As a business owner, it’s essential to create a system for organizing your bookkeeping tasks. A dedicated system will make it easy to find receipts and keep you up to date, so you don’t have to scramble when tax season comes around.
As you get a good handle on where your funds are coming from and where they’re going, you’ll also gain valuable insight into your company’s financial health.
One thing you can do right now to improve the way you handle your books is to create a set of simple bookkeeping checklists. These lists will give you a quick, reliable way to streamline basic financial tasks throughout the year.
What Is Bookkeeping?
Before we dive in, let’s take a quick look at what we mean when we talk about bookkeeping.
Bookkeeping refers to the process of organizing and recording financial transactions for a business. It’s crucial to have good bookkeeping practices in place because this is the primary way to determine if your business is profitable — and it’s also vital for making sure you have accurate and complete information for income tax preparation.
At the most basic level, bookkeeping is simply “keeping an eye on your numbers.” When you have a good sense of where you stand, you can make informed decisions about your business’s future. You can also address financial challenges early — before they grow into big problems.
Bookkeeping tasks include:
- Recording all business transactions.
- Sending invoices to customers.
- Making payments to vendors.
- Managing bank accounts.
- Payroll preparation.
- Preparing financial statements and reports.

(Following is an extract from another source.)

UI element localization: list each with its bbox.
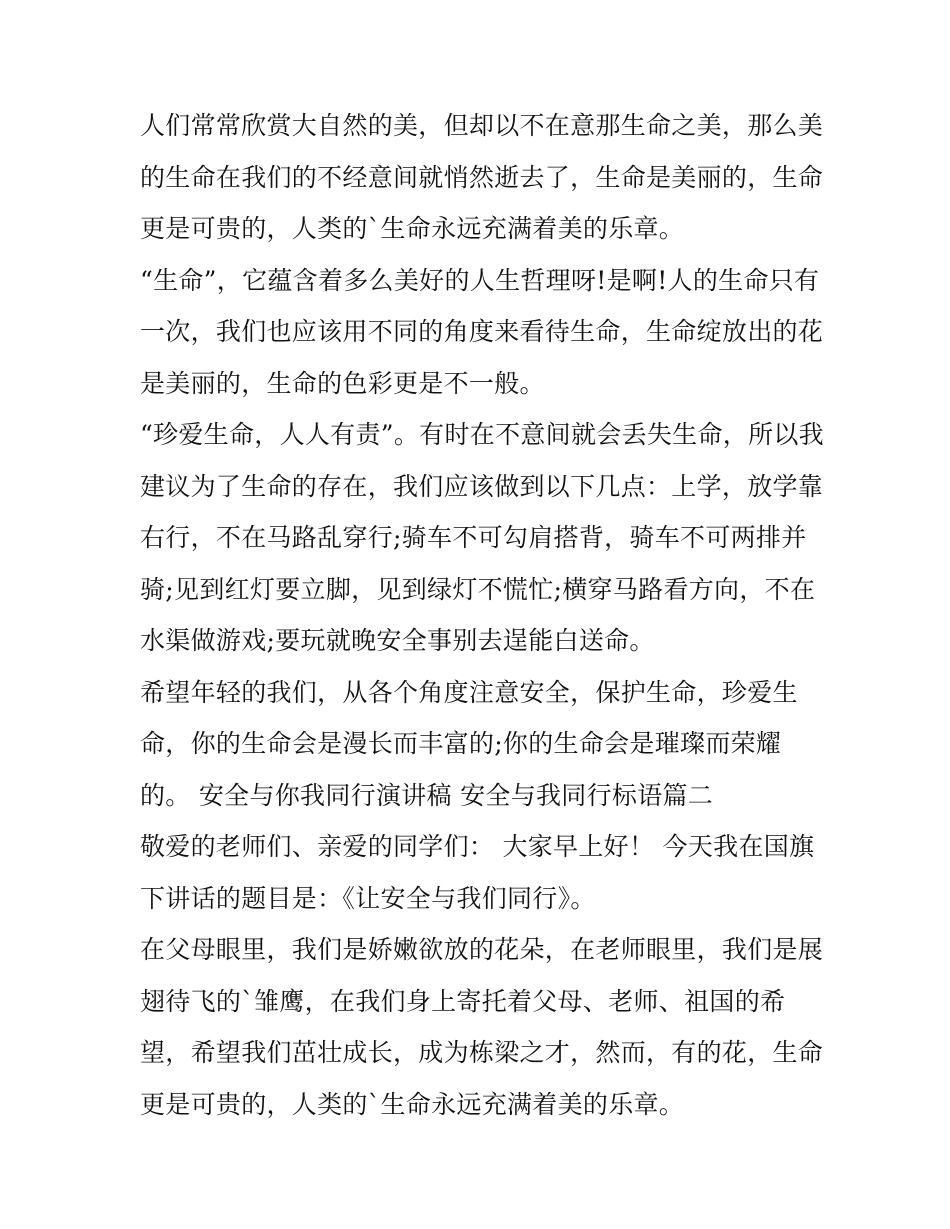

Sometimes, you’ll see the terms “accounting” and “bookkeeping” used interchangeably. Bookkeeping is similar to accounting, but accounting typically refers to the process of analyzing the data collected through bookkeeping tasks.
What to Include on a Bookkeeping Checklist
Each day, you should:
- Refresh your financial data. Sync your bank and credit card feeds, sales data from your POS system, and any other automated financial transactions. Most accounting software will sync automatically.
- Reconcile cash against receipts. This allows you to discover shortages and overages right away.
- Record transactions — For example, invoices you send and payments you make to vendors. Keeping up on this daily makes it less cumbersome when you get to the end of the month. Again, a good accounting software program will do this task for you.
- Record any payments and deposit cash and checks. You’ll save a lot of time and hassle if you use a business bank account with mobile deposit features.
- Record any inventory you receive.
- Back-up your data.
Some businesses also choose to manage their accounts receivable (invoices) and accounts payable (bills) on a daily basis.
Weekly Bookkeeping Checklist
Each week, you should:
- Send invoices and reminders for past-due invoices.
- Pay outstanding bills due before the coming week.
- Review projected cash flow and consider making pricing adjustments.
- If you have perishable inventory, take a look at inventory that needs to sell quickly and consider price reductions.
- Process payroll according to your payroll schedule (weekly, biweekly, etc.)
Monthly Bookkeeping Checklist
Once per month:
- Reconcile your bank accounts. Check for any discrepancies between what you think you should have and what your financial account balances show.
- Review past-due invoices and send reminders.
- Check inventory carefully and place orders.
- Prepare monthly payroll tax forms and make payroll tax payments that are due.
- Review actual profits against projections from prior months, quarters, and years.
Quarterly Bookkeeping Checklist
Every three months:
- Calculate a new profit and loss statement.
- Prepare quarterly payroll forms and make quarterly tax payments.
- Review sales tax and remit payments — this may have to be done monthly, depending on your state’s filing frequency.
- Contact your tax preparer to review your income tax situation. Quarterly estimated tax payments may be due.
Annual Bookkeeping Checklist
At the end of the year:
- Review any past-due receivables (invoices) and follow up with reminders.
- Thoroughly evaluate your inventory (perform a physical inventory count).
- Complete W-2 and 1099 paperwork, any other payroll forms that are due annually, and issue statements to employees and contractors.
- Contact your tax preparer to file your annual tax return.
Don’t Let Bookkeeping Tasks Overwhelm You
As a business owner, you do it all. Chances are, you run your day-to-day operations, handle marketing, manage client relations, and keep up with finances. As your business grows and gets busier, it’s crucial not to let anything fall through the cracks — this is especially true for bookkeeping.
If you need some help, the good news is that you have several options for turning over your bookkeeping duties:
- Hire an in-house bookkeeper.
- Invest in a good bookkeeping or accounting software program.
- Partner with a third-party bookkeeping service.
Each of these options will require you to make a financial investment, but the tradeoffs — less stress and improved efficiency — are worthwhile.